I just had a bit of an epiphany. By setting up this thread, I've pretty much made it impossible for me to ever contemplate going on another diet - how can I when I've made such a public declaration of giving up? And you know what, I AM SO HAPPY ABOUT THAT! Grin So thanks ladies, for giving me a reason to stick to this.

OP posts:
MessyMcDoogle · 22/03/2018 08:05

Yep, there’s a helpline number on the BEAT website, I just called that as a starting point and they talked me through all the options and let me talk about my symptoms.

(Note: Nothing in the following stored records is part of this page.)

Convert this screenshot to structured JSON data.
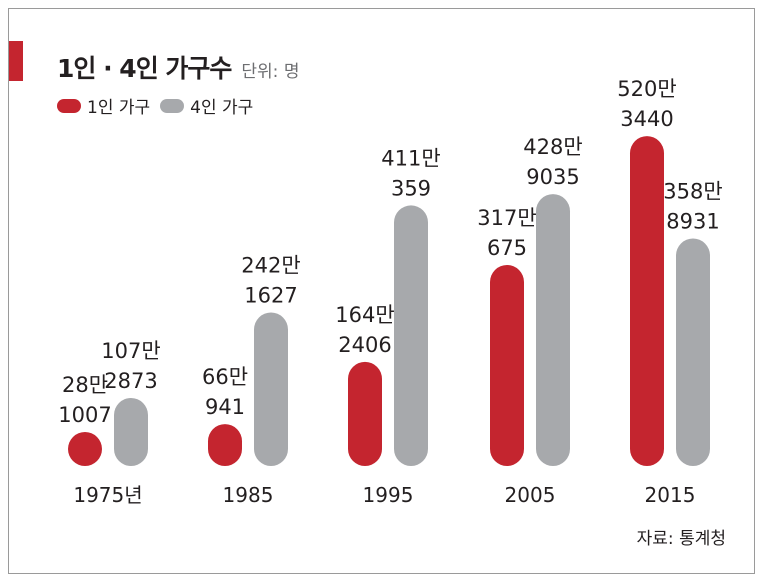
{
  "header": {
    "title": "1인 · 4인 가구수",
    "unit": "단위: 명"
  },
  "source": "자료: 통계청",
  "colors": {
    "accent": "#c4252f",
    "one_person": "#c4252f",
    "four_person": "#a7a9ac",
    "text": "#231f20",
    "unit_text": "#6d6e71"
  },
  "chart_data": {
    "type": "bar",
    "categories": [
      "1975년",
      "1985",
      "1995",
      "2005",
      "2015"
    ],
    "series": [
      {
        "name": "1인 가구",
        "values": [
          281007,
          660941,
          1642406,
          3170675,
          5203440
        ],
        "labels": [
          [
            "28만",
            "1007"
          ],
          [
            "66만",
            "941"
          ],
          [
            "164만",
            "2406"
          ],
          [
            "317만",
            "675"
          ],
          [
            "520만",
            "3440"
          ]
        ]
      },
      {
        "name": "4인 가구",
        "values": [
          1072873,
          2421627,
          4110359,
          4289035,
          3588931
        ],
        "labels": [
          [
            "107만",
            "2873"
          ],
          [
            "242만",
            "1627"
          ],
          [
            "411만",
            "359"
          ],
          [
            "428만",
            "9035"
          ],
          [
            "358만",
            "8931"
          ]
        ]
      }
    ],
    "legend": "top-left",
    "grid": false,
    "ylim": [
      0,
      5300000
    ]
  }
}
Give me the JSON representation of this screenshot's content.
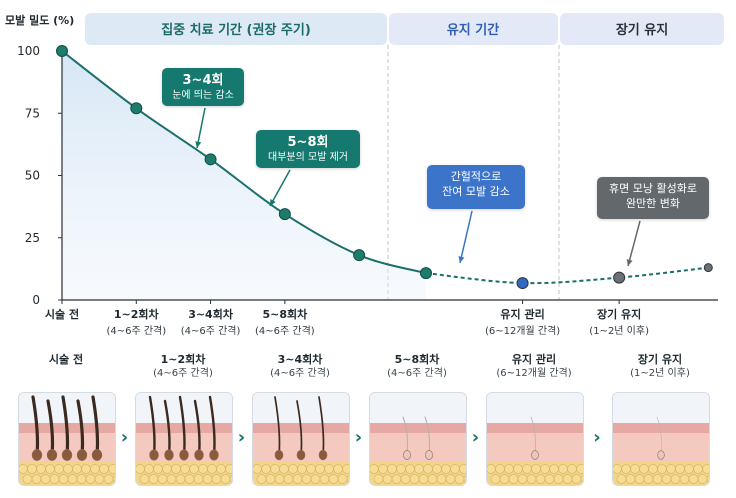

I can’t tell you how much of a relief it is to have someone just say to you ‘you’re not mad, this sounds like an eating disorder and it’s not your fault’. Just that changes everything.

bettybiggestballs · 22/03/2018 08:38

Can I join in? I’ve been diet free for about four months having realised I’ve been wasting money (thousands!), headspace and time on diets, and being bigger than ever! There a few resources that I’ve found invaluable, it’s such a sensitive subject and everyone’s different but these helped me:

Linda Tucker - a Facebook group, she’s an anti diet coach.

Love food podcast - letters from people to food, heartbreaking but really insightful

Anything Evelyn tribole (sp?) has written, done - she’s on loads of podcasts, love her voice, love her perspective.

This thread has happened at the perfect time, only this week I was thinking of low carbing for a few weeks just to get a few inches off - NOOOOOOOOOOO!!!

bettybiggestballs · 22/03/2018 08:43

And just to apologise, I didn’t post on the earlier threads, all the ‘have you tried... insert bullshit diet that only exists to make someone money here’ were pretty triggering for me. Looking forward to having this thread without the bollocks!